Hekimin işini yaparken hasta yakınının saldırısına uğraması ile müdahale sırasında eline batan iğneden ölümcül bir virüs bulaşması gibi bir ‘iş kazası’ değildir, işin tanımında yoktur. İşyerinde gerçekleşen bir şiddet eylemidir.

Hekimler neye kurban?

Meslektaşımız Dr. Ekrem Karakaya’nın ve çalışma arkadaşının bir hastasının yakını tarafından öldürülmesi sağlık çalışanlarına dönük ve yıllar içinde uzayıp giden şiddet olaylarının sonuncusu ve bardağı taşıran damlası oldu. On iki Eylül Lideri Evren’in hainlikle suçlayarak öncülük ettiği ‘hekim düşmanı’ (düşmanlık hekimlerle sınırlı değildi elbette) söylemi pek şekil değiştirmeden günümüzde hekimlerin iktidar çevreleri ve basını tarafından doğrudan hedef alınması ve hedef gösterilmesiyle sürdü. Buna paralel olarak artan öldürücü şiddet olayları pandeminin ilk birkaç ayındaki alkışlatma gösterileri dışında pek ara vermiyor. Şiddetin toplumun her noktasını sardığı, güçlünün güçsüzü her bulduğu fırsatta ezdiği, ‘orantısız şiddet’ uygulamalarının norm olduğu bir noktadayız.

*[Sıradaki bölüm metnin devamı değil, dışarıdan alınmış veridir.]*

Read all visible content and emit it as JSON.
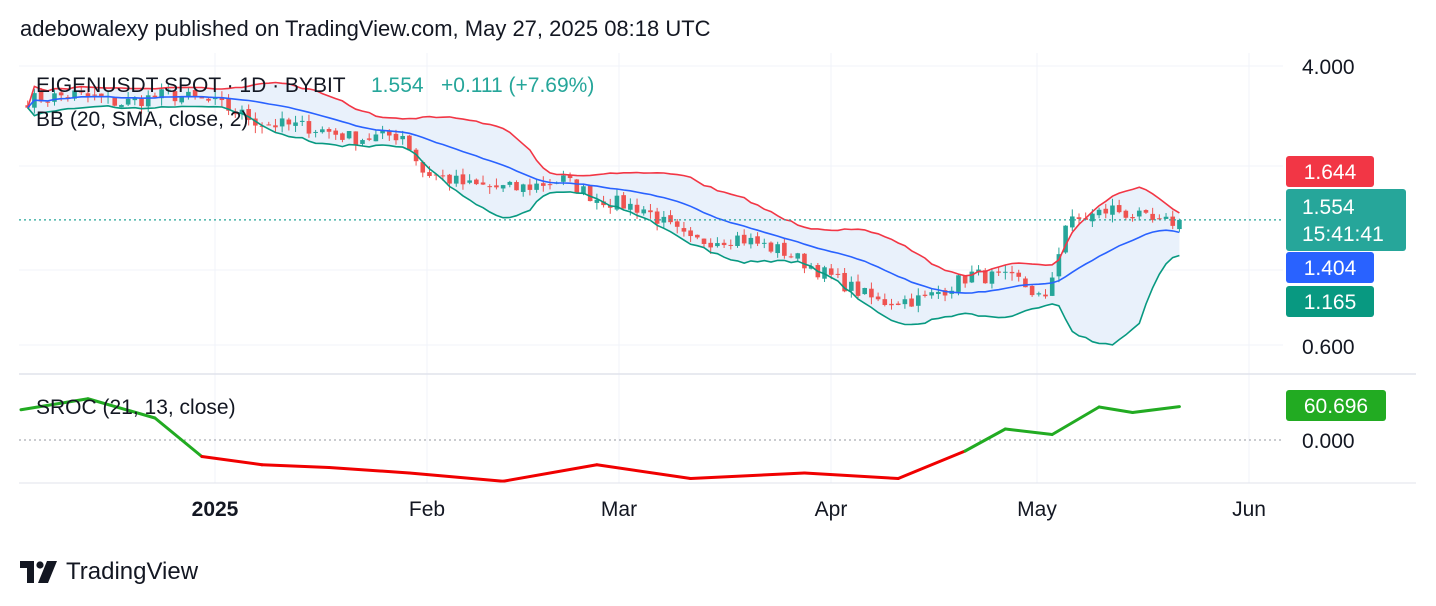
{
  "header": {
    "published_text": "adebowalexy published on TradingView.com, May 27, 2025 08:18 UTC"
  },
  "legend": {
    "symbol_line": "EIGENUSDT SPOT · 1D · BYBIT",
    "price": "1.554",
    "change": "+0.111 (+7.69%)",
    "bb_label": "BB (20, SMA, close, 2)",
    "sroc_label": "SROC (21, 13, close)"
  },
  "price_axis": {
    "ticks": [
      "4.000",
      "0.600"
    ],
    "log_scale": true
  },
  "sroc_axis": {
    "ticks": [
      "0.000"
    ]
  },
  "price_tags": {
    "upper": {
      "label": "1.644",
      "color": "#f23645"
    },
    "last": {
      "label": "1.554",
      "countdown": "15:41:41",
      "color": "#26a69a"
    },
    "basis": {
      "label": "1.404",
      "color": "#2962ff"
    },
    "lower": {
      "label": "1.165",
      "color": "#089981"
    },
    "sroc": {
      "label": "60.696",
      "color": "#22ab22"
    }
  },
  "time_axis": {
    "labels": [
      "2025",
      "Feb",
      "Mar",
      "Apr",
      "May",
      "Jun"
    ]
  },
  "colors": {
    "up": "#26a69a",
    "down": "#ef5350",
    "bb_upper": "#f23645",
    "bb_basis": "#2962ff",
    "bb_lower": "#089981",
    "bb_fill": "#e9f1fb",
    "sroc_pos": "#22ab22",
    "sroc_neg": "#f00000"
  },
  "footer": {
    "brand": "TradingView",
    "logo_icon": "tradingview-logo-icon"
  },
  "chart_data": {
    "type": "candlestick",
    "title": "EIGENUSDT SPOT · 1D · BYBIT",
    "x_labels": [
      "2025",
      "Feb",
      "Mar",
      "Apr",
      "May",
      "Jun"
    ],
    "y_scale": "log",
    "y_range": [
      0.45,
      6.0
    ],
    "last_price": 1.554,
    "change": 0.111,
    "change_pct": 7.69,
    "bollinger": {
      "period": 20,
      "mult": 2,
      "upper_last": 1.644,
      "basis_last": 1.404,
      "lower_last": 1.165
    },
    "sroc": {
      "params": [
        21,
        13
      ],
      "last": 60.696
    },
    "close_path": [
      {
        "date": "2024-12-06",
        "close": 4.1
      },
      {
        "date": "2024-12-13",
        "close": 4.3
      },
      {
        "date": "2024-12-20",
        "close": 4.0
      },
      {
        "date": "2024-12-27",
        "close": 4.3
      },
      {
        "date": "2025-01-03",
        "close": 4.0
      },
      {
        "date": "2025-01-10",
        "close": 3.4
      },
      {
        "date": "2025-01-17",
        "close": 3.3
      },
      {
        "date": "2025-01-24",
        "close": 3.0
      },
      {
        "date": "2025-01-31",
        "close": 3.1
      },
      {
        "date": "2025-02-03",
        "close": 2.3
      },
      {
        "date": "2025-02-10",
        "close": 2.05
      },
      {
        "date": "2025-02-17",
        "close": 2.0
      },
      {
        "date": "2025-02-24",
        "close": 2.15
      },
      {
        "date": "2025-03-01",
        "close": 1.85
      },
      {
        "date": "2025-03-08",
        "close": 1.7
      },
      {
        "date": "2025-03-15",
        "close": 1.3
      },
      {
        "date": "2025-03-22",
        "close": 1.35
      },
      {
        "date": "2025-03-29",
        "close": 1.2
      },
      {
        "date": "2025-04-05",
        "close": 0.98
      },
      {
        "date": "2025-04-12",
        "close": 0.8
      },
      {
        "date": "2025-04-19",
        "close": 0.82
      },
      {
        "date": "2025-04-26",
        "close": 1.0
      },
      {
        "date": "2025-05-03",
        "close": 0.95
      },
      {
        "date": "2025-05-07",
        "close": 0.8
      },
      {
        "date": "2025-05-10",
        "close": 1.5
      },
      {
        "date": "2025-05-17",
        "close": 1.7
      },
      {
        "date": "2025-05-24",
        "close": 1.5
      },
      {
        "date": "2025-05-27",
        "close": 1.554
      }
    ]
  }
}
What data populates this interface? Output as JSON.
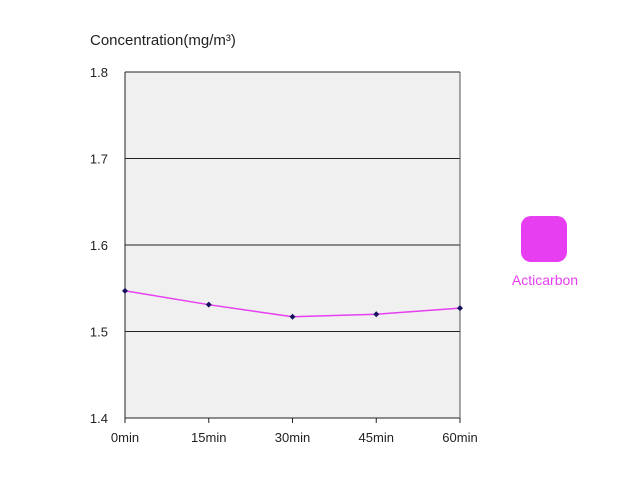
{
  "chart_data": {
    "type": "line",
    "ylabel": "Concentration(mg/m³)",
    "xlabel": "",
    "categories": [
      "0min",
      "15min",
      "30min",
      "45min",
      "60min"
    ],
    "ylim": [
      1.4,
      1.8
    ],
    "yticks": [
      "1.4",
      "1.5",
      "1.6",
      "1.7",
      "1.8"
    ],
    "grid": true,
    "legend_position": "right",
    "series": [
      {
        "name": "Acticarbon",
        "color": "#e63ef0",
        "marker_color": "#1a1060",
        "values": [
          1.547,
          1.531,
          1.517,
          1.52,
          1.527
        ]
      }
    ],
    "plot_background": "#f0f0f0"
  }
}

Bu konularda ne zaman yazsam, şiddeti toplumsal ya da psikolojik mekanizmalarla anlamaya ve açıklamaya çalışmanın bu duruma bir bahane ya da gerekçe arıyor hissi yaratmasından endişe duyarım. Bu yazıyı sadece cinayetlerin ve sağlıkta şiddetin önüne nasıl geçileceği, yeni ölümlerin nasıl önleneceğine ilişkin fikir üretme amacıyla yazdım.


***

Bir netleştirme ile başlayayım. Son cinayet sonrasında hekimlerin iş bırakma eylemine karşı çıkanların söylemleri arasında hekimin ölümünü bir tür iş kazası (askerin savaşta ölmesi benzetmesiyle) olarak tanımlayanlar oldu. Hekimin işini yaparken hasta yakınının saldırısına uğraması ile müdahale sırasında eline batan iğneden ölümcül bir virüs bulaşması gibi bir ‘iş kazası’ değildir, işin tanımında yoktur. İşyerinde gerçekleşen bir şiddet eylemidir. Şiddet eylemi için gerekçe aramak ise şiddetin ortağı olmaktır.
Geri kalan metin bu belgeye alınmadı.